There is also a practical strength for counselling. Many believers describe shame, uncleanness, or spiritual contamination in ordinary language. A carefully biblical account can help pastors name the problem accurately, and then apply the promises of cleansing with confidence. This material can support preaching that is both truthful about sin and full of gospel comfort.
Limitations
The topic is detailed, so sections can feel dense. If you are looking for a short popular level overview, this will require more patience. The structure is thematic rather than verse by verse, which means you will still need to do your own close work in any preaching text. A few readers may wish for more worked examples that move from the biblical theology into a full sermon sketch.
Because the theme touches sensitive areas of conscience, pastors will want to apply it with care. The strength of the book is its categories, but those categories need wise translation into local church language, especially where tender believers are easily burdened.
How We Would Use It
We would read it slowly as part of personal study, then revisit key sections when planning preaching in the Pentateuch, the prophets, or any passage that uses purity imagery. It would also serve well in training settings, helping men preparing for ministry develop a theologically informed instinct for difficult Old Testament material. In pastoral care, we would use its categories to shape conversations about guilt, shame, restoration, and assurance, keeping the focus on God who provides cleansing and welcomes the unclean.

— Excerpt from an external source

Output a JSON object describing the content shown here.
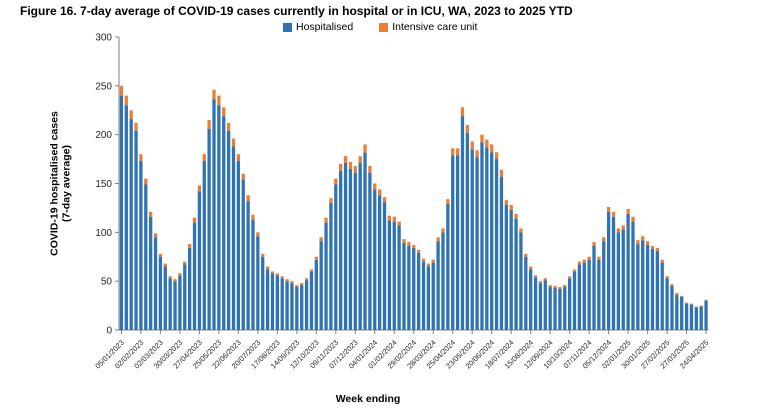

This is also useful for sharpening corporate worship language. Where churches sing and pray about washing, cleansing, and purity, the book can help leaders use those themes with biblical precision rather than vague sentiment.
Closing Recommendation
A thoughtful and weighty study that clarifies a major biblical theme, strengthening preaching, discipleship, and pastoral care with well ordered scriptural categories.
G. Geoffrey Harper
G. Geoffrey Harper is a contemporary evangelical Old Testament scholar working within a broadly Reformed theological tradition.
He has served in academic settings focused on biblical studies, contributing to teaching and research in the Hebrew Scriptures, particularly in areas of theology, canon, and exegesis. His work reflects careful engagement with the text of Scripture and seeks to integrate biblical theology with faithful interpretation.
Harper is valued for his clarity and measured scholarship, bringing together linguistic awareness and theological conviction. His writing aims to serve the church by grounding doctrine and preaching in close attention to the biblical text, encouraging readers to see the coherence of Scripture and the centrality of God’s redemptive purposes.